Boell vertrat den inzwischen selten gewordenen Typus des Kirchenmusikers, der gleichermaßen als virtuoser und liturgischer Organist wie auch als Chor- und Orchesterdirigent ein kirchenmusikalisches Gemeindeamt versieht, im Konzertsaal auf der Orgelbank und auf dem Dirigentenpodium agiert und in beiden Bereichen als Hochschullehrer tätig ist.
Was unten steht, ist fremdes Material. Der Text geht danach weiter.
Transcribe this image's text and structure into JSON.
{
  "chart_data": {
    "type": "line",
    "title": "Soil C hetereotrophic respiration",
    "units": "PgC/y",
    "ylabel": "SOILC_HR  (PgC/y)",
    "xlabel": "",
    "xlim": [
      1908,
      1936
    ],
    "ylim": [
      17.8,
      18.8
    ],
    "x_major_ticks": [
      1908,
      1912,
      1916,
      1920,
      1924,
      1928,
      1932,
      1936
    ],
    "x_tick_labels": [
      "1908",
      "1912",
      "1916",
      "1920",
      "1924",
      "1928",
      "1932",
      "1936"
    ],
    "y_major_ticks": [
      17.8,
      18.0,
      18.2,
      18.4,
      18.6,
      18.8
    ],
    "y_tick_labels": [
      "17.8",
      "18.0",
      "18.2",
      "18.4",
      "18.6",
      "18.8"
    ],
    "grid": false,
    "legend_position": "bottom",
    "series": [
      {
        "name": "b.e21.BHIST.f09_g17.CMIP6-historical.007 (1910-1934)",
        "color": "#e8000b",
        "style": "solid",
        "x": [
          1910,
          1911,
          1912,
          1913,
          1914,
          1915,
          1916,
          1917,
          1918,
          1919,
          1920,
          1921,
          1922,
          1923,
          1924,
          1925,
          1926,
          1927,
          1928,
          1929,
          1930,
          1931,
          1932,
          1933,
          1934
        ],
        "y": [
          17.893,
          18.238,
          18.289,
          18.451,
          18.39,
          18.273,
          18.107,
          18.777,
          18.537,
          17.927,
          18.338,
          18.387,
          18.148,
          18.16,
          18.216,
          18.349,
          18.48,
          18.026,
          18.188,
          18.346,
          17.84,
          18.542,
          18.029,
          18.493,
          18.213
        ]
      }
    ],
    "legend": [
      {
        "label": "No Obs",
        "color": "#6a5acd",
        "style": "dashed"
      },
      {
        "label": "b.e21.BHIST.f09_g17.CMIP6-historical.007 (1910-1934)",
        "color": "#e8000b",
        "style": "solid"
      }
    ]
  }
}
Die Aufgabe, eine Musikhochschule zu gründen, belegt, dass seine Ausstrahlung nicht auf diese Bereiche beschränkt war: Zeitgenossen wissen zu berichten, dass er u.a. auch gerne und mit Erfolg Klavierlieder seines Lehrers Hans Pfitzner öffentlich begleitete.

Über seine aufführungspraktischen Auffassungen hat sich Heinrich Boell 1940 in einem Beitrag geäußert, der durch eine überaus „moderne“ Position überrascht: „Als wir dann nach dem Weltkrieg zunächst vereinzelt in Leipzig, Köln, und einigen anderen Städten darangingen, Bach in möglichst originalgetreuer Besetzung, mit kleinen aber sehr gut besetzten Chören und Orchestern bei Wahrung des authentischen Verhältnisses zwischen Chor und Orchester, sowie innerhalb des Orchesters zwischen Streichern und Bläsern, und unter Beachtung der authentischen Dynamik aufzuführen, da erlebten wir beglückt Wunder über Wunder. Es zeigte sich, dass es bei dieser Musik nie auf Masse des Klanges ankam, sondern auf höchste Intensität und Klarheit und äußerste dynamische Energie der Linienführung; es ergab sich ferner, dass die Klarheit der Linienführung durch einige wenige gute Spieler unvergleichlich besser, eindringlicher und schöner zu erreichen war als durch eine große Zahl von Spielern und den dadurch bedingten dicken Klang [...] Es zeigte sich, dass hier – natürlich immer sehr gute, mit den Erfordernissen lockeren und äußerst präzisen non – legato Spiels vertraute und lebendig musizierende Musiker vorausgesetzt – nahezu alles sozusagen von selbst klang, da sich alle die vielen Vortragszeichen erübrigten, dass Crescendo und decrescendo, Steigerung und Ballung, Spannung und Entspannung dadurch das bloße An- und Ablaufen miteinander und gegeneinander gehender Linien ganz von selbst und unendlich viel bezwingender sich ergaben, als das jemals bei Anwendung einer der mit so vielen Vortragsbezeichnungen versehenen Ausgaben zu erreichen war.“

Die wenigen noch erreichbaren Zeitzeugen hatten nur in der kurzen Zeit 1946/47 bei Boell Orgelunterricht, der in der Poppelsdorfer Kirche stattfand. Sie berichten von seinem Streben nach durchsichtiger Artikulation beim Bachspiel, vor allem aber auch von einer souveränen, charaktervollen, pädagogisch Zugewandten Persönlichkeit.